'I dig Strauss and Wagner – those cats are good'
That photo shows Jimi Hendrix headlining at the 1970 Isle of Wight Festival. In his memoir The Last Great Event about the Festival, its co-founder Ray Foulk reveals that during the planning for the event there was a meeting with Harold Lawrence who was then General Manager of the London Symphony Orchestra.
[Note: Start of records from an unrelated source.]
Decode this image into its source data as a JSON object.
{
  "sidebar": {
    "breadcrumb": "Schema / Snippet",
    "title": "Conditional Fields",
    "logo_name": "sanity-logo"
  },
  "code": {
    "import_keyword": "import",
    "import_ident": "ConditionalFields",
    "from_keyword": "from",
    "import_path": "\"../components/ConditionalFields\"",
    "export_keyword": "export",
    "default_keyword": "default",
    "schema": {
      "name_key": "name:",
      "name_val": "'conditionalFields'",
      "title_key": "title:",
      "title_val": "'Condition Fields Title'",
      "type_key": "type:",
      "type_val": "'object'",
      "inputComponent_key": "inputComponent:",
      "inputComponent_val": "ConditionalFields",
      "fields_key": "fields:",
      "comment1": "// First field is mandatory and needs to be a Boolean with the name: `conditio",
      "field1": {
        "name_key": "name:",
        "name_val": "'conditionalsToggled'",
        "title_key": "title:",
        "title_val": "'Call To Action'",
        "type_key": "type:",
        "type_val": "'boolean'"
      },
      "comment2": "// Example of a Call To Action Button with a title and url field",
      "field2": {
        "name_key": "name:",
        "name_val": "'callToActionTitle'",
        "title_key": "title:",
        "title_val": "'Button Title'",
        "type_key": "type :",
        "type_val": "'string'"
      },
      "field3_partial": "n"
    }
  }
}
Harold Lawrence was responsible for the high profile appointment of André Previn as Principal Conductor of the LSO in 1968, and Ray Foulk's vision was for the LSO to appear at the Festival "not only to accompany some of the acts, but also to give their own performance of music from 2001: A Space Odyssey and other suitable works" . But the LSO's busy schedule combined with doubts about the final venue for the Festival meant that, sadly, the LSO did not join Hendrix, The Who, Emerson, Lake & Palmer, Joan Baez, the Moody Blues, and Leonard Cohen on the Isle of Wight.
Ray Foulk's brave attempt to involve a symphony orchestra is a reminder of how in 1970 the barriers between music genres were not as insurmountable as they are today. In a Melody Maker interview that appeared during the Festival, Jimi Hendrix explained "I dig Strauss and Wagner - those cats are good, and I think that they are going to form the background of my music". Alas it was not to be: eighteen days after his Isle of Wight appearance Jimi Hendrix died, apparently of a drug overdose.
Cellist Matt Haimovitz perpetuates that link between Jimi Hendrix and classical music by including his own take on Hendrix's legendary version of The Star-Spangled Banner on an eclectic triple album which ranges from Golijov and Ligetti to Lennon and McCartney. In a recent post I proposed that to reach cosmopolitan millennials classical music needs to be far more diverse in the genres it embraces, and Hendrix aspiring to the Western classical tradition and a classical cellist exploring Hendrix are examples of that much-needed but increasingly rare artistic diversity.
As my earlier post pointed out, classical music is an infinite multi-dimensional labyrinth and there is a similarly infinite number of entry points into that labyrinth. Film music, musicals, the easy listening fringes of World Music, and yet more Mahler have a place in winning new classical audiences. But that elusive new audience has more teeth than it is given credit for. Which means more chewy fare should also be part of the mix, but that is conspicuously absent from classical music's attempts to win a new audience.
Jimi Hendrix shared a management agent with the progressive rock and jazz fusion band Soft Machine, and Soft Machine supported Hendrix on his 1968 North American tour. In 1970 William Glock was Controller of the Proms. On 13th August 1970 - just two weeks before the Isle of Wight Festival - there was an all-Bach Prom at 7.00pm in the Royal Albert Hall with a star-studded cast including Neville Mariner, Philip Ledger, David Munrow, and the Academy of St Martin in the Fields. This was followed at 10.00pm by a late-night Prom with Soft Machine, the BBC Symphony Orchestra and conductors David Atherton, and Elgar Howarth. This concert, which was broadcast on BBC TV, opened with works by Terry Riley and Tim Souster, and then showcased three tracks from Soft Machine's Third album. Can you imagine the outcry from on Slipped Disc and in The Spectator if that daring experiment was repeated today?
Emerson, Lake & Palmer was one of the bands at the 1970 Isle of Wight Festival and back then they played an important role in introducing a young audience - including myself - to classical music. As Carl Palmer explained: "I think the fact that Emerson, Lake & Palmer ended up playing things like Pictures at an Exhibition by Mussorsky introduced all of those young people to this great classical music. They could go and get a recording of it by an orchestra. We weren't there to educate; we were there to entertain. But we actually did open up the doorway".
In Silence John Cage explained: "What is the nature of an experimental action? It is simply an action the outcome of which is not foreseen". Our social media culture, with its obsession for approval in the form of 'likes', 'followers' and traffic metrics, deters any action likely to produce an outcome other than approval. And without experiments that push beyond the limits of approval, classical music will continue down the road of becoming a sad parody of itself.